For our Sarasota County readers and voters, if you haven’t already mailed in your ballot or voted early, this is a kind reminder that March 8 is election day for two referendum questions.
We opined on the two questions earlier this month, recommending “yes” votes on both.
The school tax question is one that would be almost sacrilegious to urge rejection. As its proponents try to drum into our heads, this is not a new tax. Sarasota property owners have been paying this 1-mill tax since 2002. And you can make a convincing case that the money raised from this tax has been a critical factor in the Sarasota County School District consistently earning an “A” grade for its schools.
If you want to go back 20 years to this tax’s origin, some of you might remember it came after the 2000 dotcom recession. State coffers suffered then, and education funding from the Legislature wasn’t enough for Sarasota schools to offer some of the extras that made it a top-performing district in the state.
Sarasota County voters didn’t hesitate. The quality of the county’s schools has always been important, so voters approved the extra 1 mill. That money is now used for learning programs that help prevent struggling kids from sliding back during the summer, to pay teacher salaries and keep arts offerings (music, dance, art) in the curricula, and to keep an extra 30 minutes of classroom instruction per day.
All to the good of the cause.
So even if you’re not a fan of state-controlled education (which we are not), Sarasota County public schools have delivered a good return on that investment for taxpayers.
That one, as they say, is a “no-brainer.”
The other question is far less definitive on whether you color the “yes” or “no” bubble on the ballot.
The question is whether the Sarasota County commissioners should be elected from single-member districts or in countywide elections.
Since we addressed this question Feb. 3, we’ve watched and read the commentaries in other media. No surprise, they argued fervently against countywide elections and in favor of keeping single-member districts. And, of course, they trotted out the usual moth-eaten arguments:
Single-member commissioners will be more responsive and accountable to their voters. Single-member districts will make it less costly for people to run for office, thus attracting more candidates. Single-member districts will make it less likely that big-money developers will stack the commission with their puppets.
Blah, blah, blah.
Or turn those arguments around.
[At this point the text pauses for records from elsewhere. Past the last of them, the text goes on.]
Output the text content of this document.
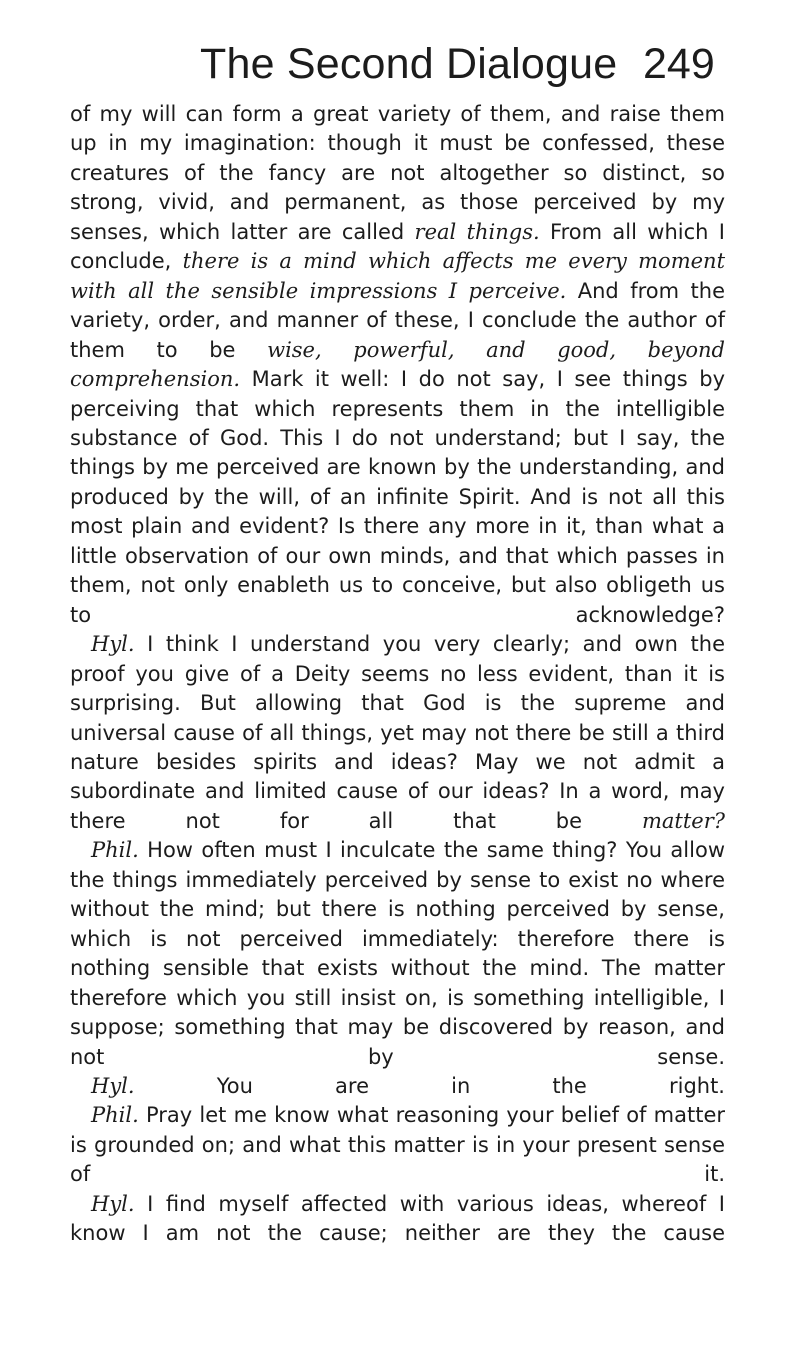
The Second Dialogue 249

of my will can form a great variety of them, and raise them up in my imagination: though it must be confessed, these creatures of the fancy are not altogether so distinct, so strong, vivid, and permanent, as those perceived by my senses, which latter are called real things. From all which I conclude, there is a mind which affects me every moment with all the sensible impressions I perceive. And from the variety, order, and manner of these, I conclude the author of them to be wise, powerful, and good, beyond comprehension. Mark it well: I do not say, I see things by perceiving that which represents them in the intelligible substance of God. This I do not understand; but I say, the things by me perceived are known by the understanding, and produced by the will, of an infinite Spirit. And is not all this most plain and evident? Is there any more in it, than what a little observation of our own minds, and that which passes in them, not only enableth us to conceive, but also obligeth us to acknowledge?

Hyl. I think I understand you very clearly; and own the proof you give of a Deity seems no less evident, than it is surprising. But allowing that God is the supreme and universal cause of all things, yet may not there be still a third nature besides spirits and ideas? May we not admit a subordinate and limited cause of our ideas? In a word, may there not for all that be matter?

Phil. How often must I inculcate the same thing? You allow the things immediately perceived by sense to exist no where without the mind; but there is nothing perceived by sense, which is not perceived immediately: therefore there is nothing sensible that exists without the mind. The matter therefore which you still insist on, is something intelligible, I suppose; something that may be discovered by reason, and not by sense.

Hyl. You are in the right.

Phil. Pray let me know what reasoning your belief of matter is grounded on; and what this matter is in your present sense of it.

Hyl. I find myself affected with various ideas, whereof I know I am not the cause; neither are they the cause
They also are saying commissioners elected countywide will be less accountable and responsive. Only wealthy politically connected people will be able to afford to run for office. And developers will control the commissioners, with the goal of approving uncontrolled growth.
Blah, blah, blah.
Sorry to break the news, but you know what? It doesn’t matter. It doesn’t matter whether our county commissioners come from single-member districts or from countywide elections.
Adrian Moore, vice president of the Reason Foundation and a regular contributor to this page, told us recently researchers have conducted all kinds of studies over the years to determine whether there is empirical evidence signifying which model produces better government.
There isn’t. The results basically conclude that it doesn’t matter. You get the same kind of governance under either model. The difference basically comes down to the individual in office.
Intuition, of course, makes you think of the bromide that government is best closest to the people — the argument that would support keeping single-member districts. We all believe that. But here are two compelling reasons for countywide election of commissioners:
- We want the best people for the job, be they from North Port, Venice or Sarasota. You don’t get that choice with single-member districts.
- Politicians are all the same. Their top priority is getting re-elected, and they all learn quickly that politics is rooted in making behind-the-scenes deals. With single-member districts, the commissioners become incentivized to spend money on projects that improve their districts. “Bring home the bacon.” That wins votes — more so than thinking foremost about the larger picture of what is best for all county taxpayers.
Likewise, we see this in Tallahassee every session. They call it horse trading. Every lawmaker represents a district that has a pet project that requires funding. So the trading starts on Day One of the session: “You support my district’s baseball stadium; I’ll support your district’s sewer replacement project.”
It’s one of the dark realities of politics.
With countywide elections, there will be horse trading, yes, but not the blatant kind that results in “Bridges to Nowhere.”
Once again …
We recommend: Yes on both questions March 8.